## Backbone Freezing

In [41]:
import torch
import torch.nn as nn
from torchvision.models import resnet50, ResNet50_Weights

backbone = resnet50(weights=ResNet50_Weights)

# Your original training code remains the same
train_backbone = True  
for name, parameter in backbone.named_parameters():
    if not train_backbone or 'layer2' not in name and 'layer3' not in name and 'layer4' not in name:
        parameter.requires_grad_(False)



This code will freeze any layer that does not contain layer2, layer3, or layer4 in its name.

**Why?** 

The backbone was pre-trained on `ImageNet`, and early layers like `conv1` + `layer1` are responsible for capturing low-level features (e.g., edges, textures). These features are generally useful for a wide range of tasks, so we want to retain them during fine-tuning.

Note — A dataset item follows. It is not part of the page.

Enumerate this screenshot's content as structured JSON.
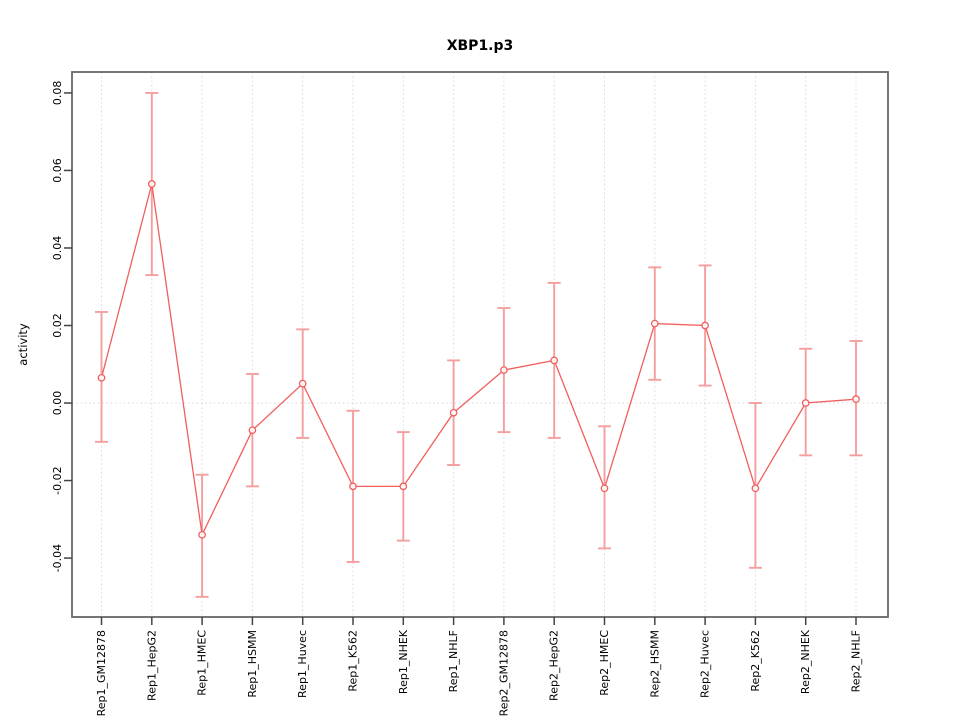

Later layers (e.g., `layer2`, `layer3`, `layer4`) learned features specific to ImageNet classes.


In [23]:
# Check which parameters are trainable
trainable_params = []
frozen_params = []

for name, param in backbone.named_parameters():
    if param.requires_grad:
        trainable_params.append(name)
    else:
        frozen_params.append(name)

print("Trainable parameters:")
for name in trainable_params[:5]:  # Show first 5
    print(f"  {name}")

for name in frozen_params[:5]:  # Show first 5
    print(f"  {name}")

print(f"\nTotal trainable: {len(trainable_params)}")
print(f"Total frozen: {len(frozen_params)}")

Trainable parameters:
  layer2.0.conv1.weight
  layer2.0.bn1.weight
  layer2.0.bn1.bias
  layer2.0.conv2.weight
  layer2.0.bn2.weight
  conv1.weight
  bn1.weight
  bn1.bias
  layer1.0.conv1.weight
  layer1.0.bn1.weight

Total trainable: 126
Total frozen: 35


BatchNorm layers

What is **Batch Normalization**? 

![1_Y0EtAQpR2iBsv97YrwRywg.png](attachment:1_Y0EtAQpR2iBsv97YrwRywg.png)

As you can see in the previous image, 

- **Batch normalization** will be applied after each layer ***before*** passing the **outputs** to the **activation** function
    - In this order `Conv → BatchNorm → Activation`

- **Batch normalization** idea is to convert the layer output mean to 0 and variance to 1

- It contains 4 main components:
    1. **weight**: The scale parameter for the normalized output. (**Trainable** in training mode) (**Constant** in FrozenBatchNorm)
    2. **bias**: The shift parameter for the normalized output. (**Trainable** in training mode) (**Constant** in FrozenBatchNorm)
    3. **running_mean**: The running mean of the input values (used during **inference** only) (updated during **training**)
    4. **running_var**: The running variance of the input values (used during **inference** only) (updated during **training**)

Why? 


Based on [this discussion](https://github.com/facebookresearch/maskrcnn-benchmark/issues/267)

**"The reason why we use FrozenBatchNorm2d instead of BatchNorm2d is that the sizes of the batches are very small, which makes the batch statistics very poor and degrades performance."**

This is from 12 Dec 2018, I think there is a solution for this case.


Now, What's the difference between **Batch Normalization** and **Layer Normalization**?

The simplest way to understand the difference between them is based on this image:

![BatchvsLayerNormalization.png](attachment:BatchvsLayerNormalization.png)

- In **Computer Vision**: BN still dominates, but LN or GroupNorm are used when batch size is small. (Need to check this information)

- In **NLP / Transformers**: LN is preferred; BN rarely used. especially in **Transformers** architectures.

**BatchNorm** really helps training go faster and handle bigger learning rates, but mainly when you’re training **CNNs** with reasonably **large** batch sizes.

**but** comparable to or worse than LN once you factor in small batches or distributed training.